One evening, while desperate for food and, of course, another drink, he saw a sign for a free meal being served in a downtown rescue mission. Jim had no desire for God, but was hungry enough to wander inside that mission. There, as he ate soup and bread, he tried to ignore the preacher. But something clicked inside of Jim. As he heard about God’s love and mercy, as he heard that Jesus had died for him, Jim’s heart was strangely moved. Before long, Jim came forward to receive Jesus as his Savior.

In that moment Jim’s eternal destiny was decided once and for all. But that wasn’t all that happened when Jim met Jesus. In that humble rescue mission, the Lord began to set Jim free and rebuild his life. It was as if Jesus had cast legion out of Jim’s soul and gave him a fresh start. His restoration took time and plenty of effort, both divine and human. But Jim did indeed find wholeness in Jesus. So, by the time I got to know Jim, many years after his conversion, he was one of the kindest and godliest men I knew. He passionately loved the Lord who had set him free and served him in every aspect of his life. He was, in fact, a highly respect elder at Hollywood Presbyterian Church, where I served as an associate pastor. If you had met him, you would never have guessed where he had been in his life.


My friends, I don’t know what you’re battling today. I expect that many of us find ourselves in a raging battle between good and evil. Perhaps some of us feel as if we’re at the brink of destruction. We may look great on the outside, but inside we’re being eaten alive by our suffering or our sin. Our marriages may be crumbling or our family relationships on the verge of being shattered. Our hidden lives of addiction are tearing us apart. Or perhaps we find ourselves slaves to gossip, or unforgiveness, or anger, or . . . you can name your own “demons.”

One of my “demons” these days is fear, fear associated with my children. I have two teenage kids, and they’re great human beings. They’re doing well in just about every way. Yet I can feel afraid because of them. I feel fear when they drive in cars with their friends, even when I know their friends and trust them. I just don’t like my kids out on the roads at night. But I also know I can’t keep them locked inside forever.

I also can feel fear when I think of their future. My son just took his SAT yesterday. I expect he did very well. But I can still worry about where he’ll go to college. And I can worry about how we’re going to afford it. And I can worry about how I’ll do without him around. And so on and so on. I expect many of you can relate to these fears, either because you’ve been there before or because you’re there right now.

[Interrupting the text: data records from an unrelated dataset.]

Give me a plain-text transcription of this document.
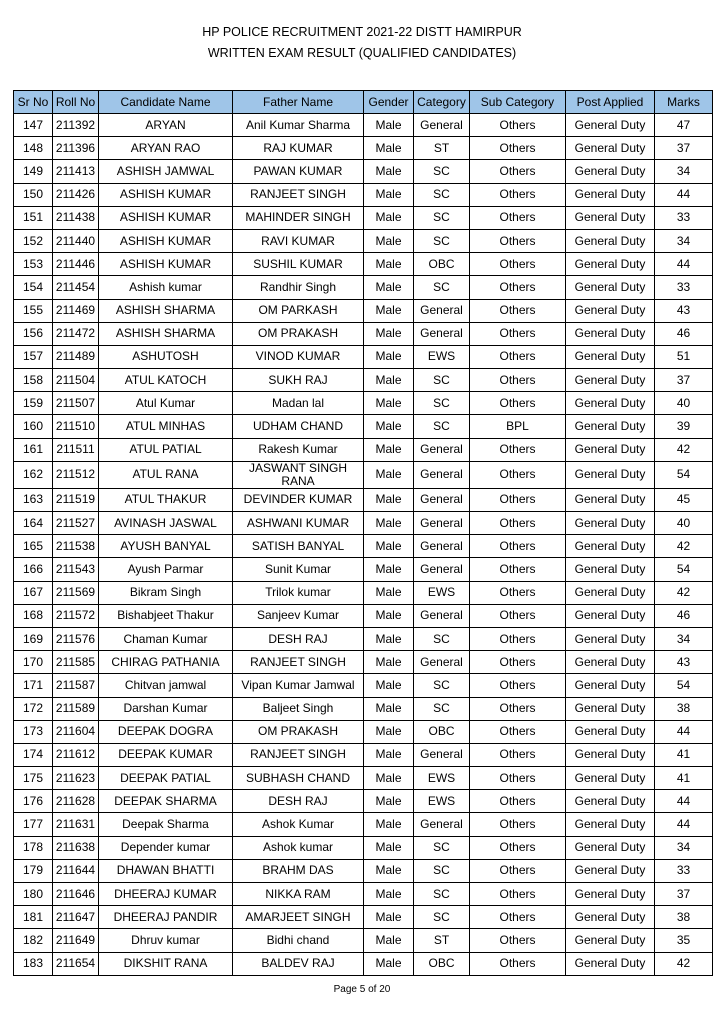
HP POLICE RECRUITMENT 2021-22 DISTT HAMIRPUR
WRITTEN EXAM RESULT (QUALIFIED CANDIDATES)
Sr No	Roll No	Candidate Name	Father Name	Gender	Category	Sub Category	Post Applied	Marks
147	211392	ARYAN	Anil Kumar Sharma	Male	General	Others	General Duty	47
148	211396	ARYAN RAO	RAJ KUMAR	Male	ST	Others	General Duty	37
149	211413	ASHISH JAMWAL	PAWAN KUMAR	Male	SC	Others	General Duty	34
150	211426	ASHISH KUMAR	RANJEET SINGH	Male	SC	Others	General Duty	44
151	211438	ASHISH KUMAR	MAHINDER SINGH	Male	SC	Others	General Duty	33
152	211440	ASHISH KUMAR	RAVI KUMAR	Male	SC	Others	General Duty	34
153	211446	ASHISH KUMAR	SUSHIL KUMAR	Male	OBC	Others	General Duty	44
154	211454	Ashish kumar	Randhir Singh	Male	SC	Others	General Duty	33
155	211469	ASHISH SHARMA	OM PARKASH	Male	General	Others	General Duty	43
156	211472	ASHISH SHARMA	OM PRAKASH	Male	General	Others	General Duty	46
157	211489	ASHUTOSH	VINOD KUMAR	Male	EWS	Others	General Duty	51
158	211504	ATUL KATOCH	SUKH RAJ	Male	SC	Others	General Duty	37
159	211507	Atul Kumar	Madan lal	Male	SC	Others	General Duty	40
160	211510	ATUL MINHAS	UDHAM CHAND	Male	SC	BPL	General Duty	39
161	211511	ATUL PATIAL	Rakesh Kumar	Male	General	Others	General Duty	42
162	211512	ATUL RANA	JASWANT SINGH RANA	Male	General	Others	General Duty	54
163	211519	ATUL THAKUR	DEVINDER KUMAR	Male	General	Others	General Duty	45
164	211527	AVINASH JASWAL	ASHWANI KUMAR	Male	General	Others	General Duty	40
165	211538	AYUSH BANYAL	SATISH BANYAL	Male	General	Others	General Duty	42
166	211543	Ayush Parmar	Sunit Kumar	Male	General	Others	General Duty	54
167	211569	Bikram Singh	Trilok kumar	Male	EWS	Others	General Duty	42
168	211572	Bishabjeet Thakur	Sanjeev Kumar	Male	General	Others	General Duty	46
169	211576	Chaman Kumar	DESH RAJ	Male	SC	Others	General Duty	34
170	211585	CHIRAG PATHANIA	RANJEET SINGH	Male	General	Others	General Duty	43
171	211587	Chitvan jamwal	Vipan Kumar Jamwal	Male	SC	Others	General Duty	54
172	211589	Darshan Kumar	Baljeet Singh	Male	SC	Others	General Duty	38
173	211604	DEEPAK DOGRA	OM PRAKASH	Male	OBC	Others	General Duty	44
174	211612	DEEPAK KUMAR	RANJEET SINGH	Male	General	Others	General Duty	41
175	211623	DEEPAK PATIAL	SUBHASH CHAND	Male	EWS	Others	General Duty	41
176	211628	DEEPAK SHARMA	DESH RAJ	Male	EWS	Others	General Duty	44
177	211631	Deepak Sharma	Ashok Kumar	Male	General	Others	General Duty	44
178	211638	Depender kumar	Ashok kumar	Male	SC	Others	General Duty	34
179	211644	DHAWAN BHATTI	BRAHM DAS	Male	SC	Others	General Duty	33
180	211646	DHEERAJ KUMAR	NIKKA RAM	Male	SC	Others	General Duty	37
181	211647	DHEERAJ PANDIR	AMARJEET SINGH	Male	SC	Others	General Duty	38
182	211649	Dhruv kumar	Bidhi chand	Male	ST	Others	General Duty	35
183	211654	DIKSHIT RANA	BALDEV RAJ	Male	OBC	Others	General Duty	42
Page 5 of 20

I need to take my “demon” of fear to Jesus, because he can deal with it. He can handle crisis, any challenge, any obstacle, any bondage in your life.

My friends, the battle you and I experience is real. And though God will ultimately prevail, you’re in the midst of a real struggle. But there is good news, great news for you:

• Good will prevail over evil. God will win. Evil will be fully and finally defeated.

• Jesus wants you to be whole. He came to set you free, not just in the long run, but now.

• Jesus is passionate about your wholeness. It cost him, not merely a herd of pigs, but his own life, which he freely gave for your sake and mine. Jesus came and died to give you life in all abundance.

So I would urge you, sisters and brothers, to turn to Jesus today. It doesn’t matter if you’ve been a Christian for 46 years, as I have been, or if you’re still checking out Christian faith. We all need Jesus: his love, his mercy, his grace, his power. We all need more freedom from the chains that bind us. We all need to experience more of the wholeness Jesus came to give.

The same Jesus who set the demonized man free from the legion of his tormentors is here today. He is here to set you free. At this table, we remember his sacrifice and its implications. At this table, we come to experience his forgiveness, mercy, and healing.

So as you approach the table today, come trusting Jesus. Come, offering yourself to him in all of your brokenness. Come, ready to receive his grace and mercy. Come, asking him for freedom. Come, and be set free!